Format the contributors column that stores the contribution score from each sensor to the detected anomalies. The next cell handles this, and splits the contribution score of each sensor into its own column:

def parse(x):
    if type(x) is list:
        return dict([item[::-1] for item in x])
    else:
        return {"series_0": 0, "series_1": 0, "series_2": 0}

rdf["contributors"] = rdf["contributors"].apply(parse)
rdf = pd.concat(
    [rdf.drop(["contributors"], axis=1), pd.json_normalize(rdf["contributors"])], axis=1
)
rdf

We now have the contribution scores of sensors 1, 2, and 3 in the series_0, series_1, and series_2 columns respectively.

To plot the results, run the next cell. The minSeverity parameter specifies the minimum severity of the anomalies to plot:

minSeverity = 0.1

####### Main Figure #######
plt.figure(figsize=(23, 8))
plt.plot(
    rdf["timestamp"],
    rdf["sensor_1"],
    color="tab:orange",
    linestyle="solid",
    linewidth=2,
    label="sensor_1",
)
plt.plot(
    rdf["timestamp"],
    rdf["sensor_2"],
    color="tab:green",
    linestyle="solid",
    linewidth=2,
    label="sensor_2",
)
plt.plot(
    rdf["timestamp"],
    rdf["sensor_3"],
    color="tab:blue",
    linestyle="solid",
    linewidth=2,
    label="sensor_3",
)
plt.grid(axis="y")
plt.tick_params(axis="x", which="both", bottom=False, labelbottom=False)
plt.legend()

anoms = list(rdf["severity"] >= minSeverity)
_, _, ymin, ymax = plt.axis()
plt.vlines(np.where(anoms), ymin=ymin, ymax=ymax, color="r", alpha=0.8)

plt.legend()
plt.title(
    "A plot of the values from the three sensors with the detected anomalies highlighted in red."
)
plt.show()

####### Severity Figure #######
plt.figure(figsize=(23, 1))
plt.tick_params(axis="x", which="both", bottom=False, labelbottom=False)
plt.plot(
    rdf["timestamp"],
    rdf["severity"],
    color="black",
    linestyle="solid",
    linewidth=2,
    label="Severity score",
)
plt.plot(
    rdf["timestamp"],
    [minSeverity] * len(rdf["severity"]),
    color="red",
    linestyle="dotted",
    linewidth=1,
    label="minSeverity",
)
plt.grid(axis="y")
plt.legend()
plt.ylim([0, 1])
plt.title("Severity of the detected anomalies")
plt.show()

####### Contributors Figure #######
plt.figure(figsize=(23, 1))
plt.tick_params(axis="x", which="both", bottom=False, labelbottom=False)
plt.bar(
    rdf["timestamp"], rdf["series_0"], width=2, color="tab:orange", label="sensor_1"
)
plt.bar(
    rdf["timestamp"],
    rdf["series_1"],
    width=2,
    color="tab:green",
    label="sensor_2",
    bottom=rdf["series_0"],
)
plt.bar(
    rdf["timestamp"],
    rdf["series_2"],
    width=2,
    color="tab:blue",
    label="sensor_3",
    bottom=rdf["series_0"] + rdf["series_1"],
)
plt.grid(axis="y")
plt.legend()
plt.ylim([0, 1])
plt.title("The contribution of each sensor to the detected anomaly")
plt.show()

Screenshot of multivariate anomaly detection results plot.

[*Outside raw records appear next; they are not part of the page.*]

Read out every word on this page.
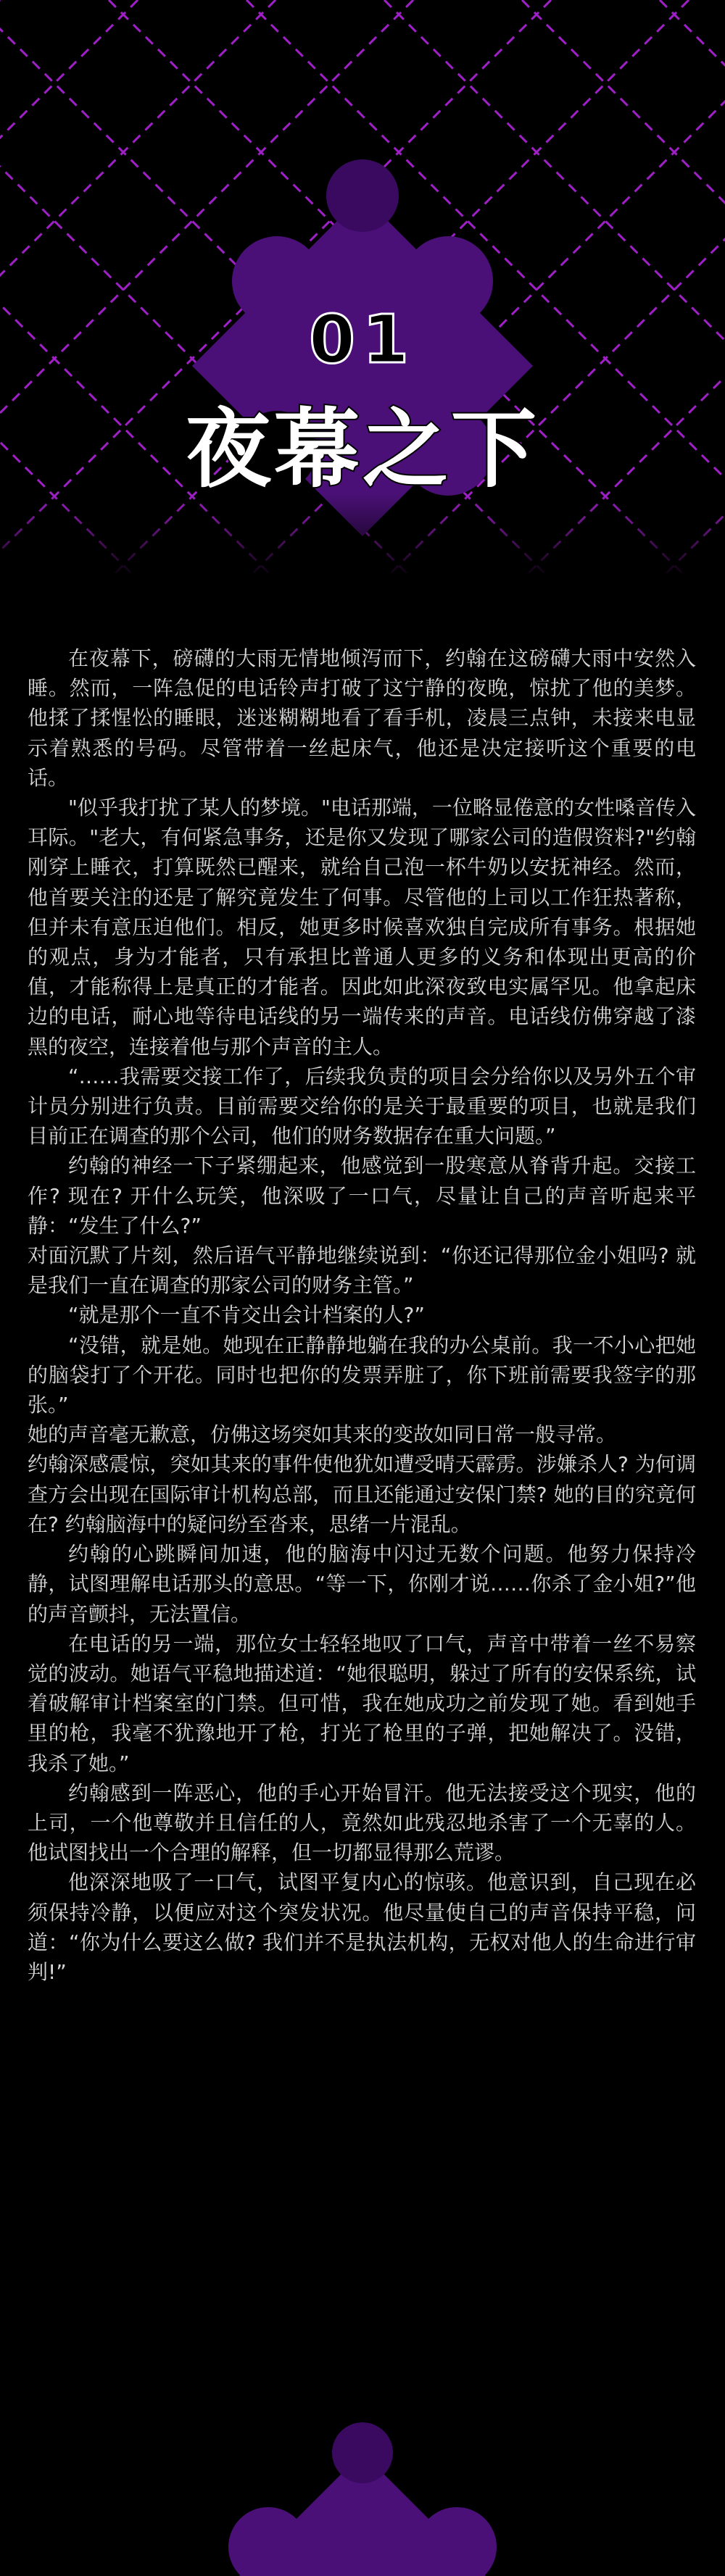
01
夜幕之下

在夜幕下，磅礴的大雨无情地倾泻而下，约翰在这磅礴大雨中安然入睡。然而，一阵急促的电话铃声打破了这宁静的夜晚，惊扰了他的美梦。他揉了揉惺忪的睡眼，迷迷糊糊地看了看手机，凌晨三点钟，未接来电显示着熟悉的号码。尽管带着一丝起床气，他还是决定接听这个重要的电话。

"似乎我打扰了某人的梦境。"电话那端，一位略显倦意的女性嗓音传入耳际。"老大，有何紧急事务，还是你又发现了哪家公司的造假资料?"约翰刚穿上睡衣，打算既然已醒来，就给自己泡一杯牛奶以安抚神经。然而，他首要关注的还是了解究竟发生了何事。尽管他的上司以工作狂热著称，但并未有意压迫他们。相反，她更多时候喜欢独自完成所有事务。根据她的观点，身为才能者，只有承担比普通人更多的义务和体现出更高的价值，才能称得上是真正的才能者。因此如此深夜致电实属罕见。他拿起床边的电话，耐心地等待电话线的另一端传来的声音。电话线仿佛穿越了漆黑的夜空，连接着他与那个声音的主人。

“……我需要交接工作了，后续我负责的项目会分给你以及另外五个审计员分别进行负责。目前需要交给你的是关于最重要的项目，也就是我们目前正在调查的那个公司，他们的财务数据存在重大问题。”

约翰的神经一下子紧绷起来，他感觉到一股寒意从脊背升起。交接工作? 现在? 开什么玩笑，他深吸了一口气，尽量让自己的声音听起来平静：“发生了什么?”

对面沉默了片刻，然后语气平静地继续说到：“你还记得那位金小姐吗? 就是我们一直在调查的那家公司的财务主管。”

“就是那个一直不肯交出会计档案的人?”

“没错，就是她。她现在正静静地躺在我的办公桌前。我一不小心把她的脑袋打了个开花。同时也把你的发票弄脏了，你下班前需要我签字的那张。”

她的声音毫无歉意，仿佛这场突如其来的变故如同日常一般寻常。

约翰深感震惊，突如其来的事件使他犹如遭受晴天霹雳。涉嫌杀人? 为何调查方会出现在国际审计机构总部，而且还能通过安保门禁? 她的目的究竟何在? 约翰脑海中的疑问纷至沓来，思绪一片混乱。

约翰的心跳瞬间加速，他的脑海中闪过无数个问题。他努力保持冷静，试图理解电话那头的意思。“等一下，你刚才说……你杀了金小姐?”他的声音颤抖，无法置信。

在电话的另一端，那位女士轻轻地叹了口气，声音中带着一丝不易察觉的波动。她语气平稳地描述道：“她很聪明，躲过了所有的安保系统，试着破解审计档案室的门禁。但可惜，我在她成功之前发现了她。看到她手里的枪，我毫不犹豫地开了枪，打光了枪里的子弹，把她解决了。没错，我杀了她。”

约翰感到一阵恶心，他的手心开始冒汗。他无法接受这个现实，他的上司，一个他尊敬并且信任的人，竟然如此残忍地杀害了一个无辜的人。他试图找出一个合理的解释，但一切都显得那么荒谬。

他深深地吸了一口气，试图平复内心的惊骇。他意识到，自己现在必须保持冷静，以便应对这个突发状况。他尽量使自己的声音保持平稳，问道：“你为什么要这么做? 我们并不是执法机构，无权对他人的生命进行审判!”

The plots show the raw data from the sensors (inside the inference window) in orange, green, and blue. The red vertical lines in the first figure show the detected anomalies that have a severity greater than or equal to minSeverity.

The second plot shows the severity score of all the detected anomalies, with the minSeverity threshold shown in the dotted red line.

Finally, the last plot shows the contribution of the data from each sensor to the detected anomalies. It helps us diagnose and understand the most likely cause of each anomaly.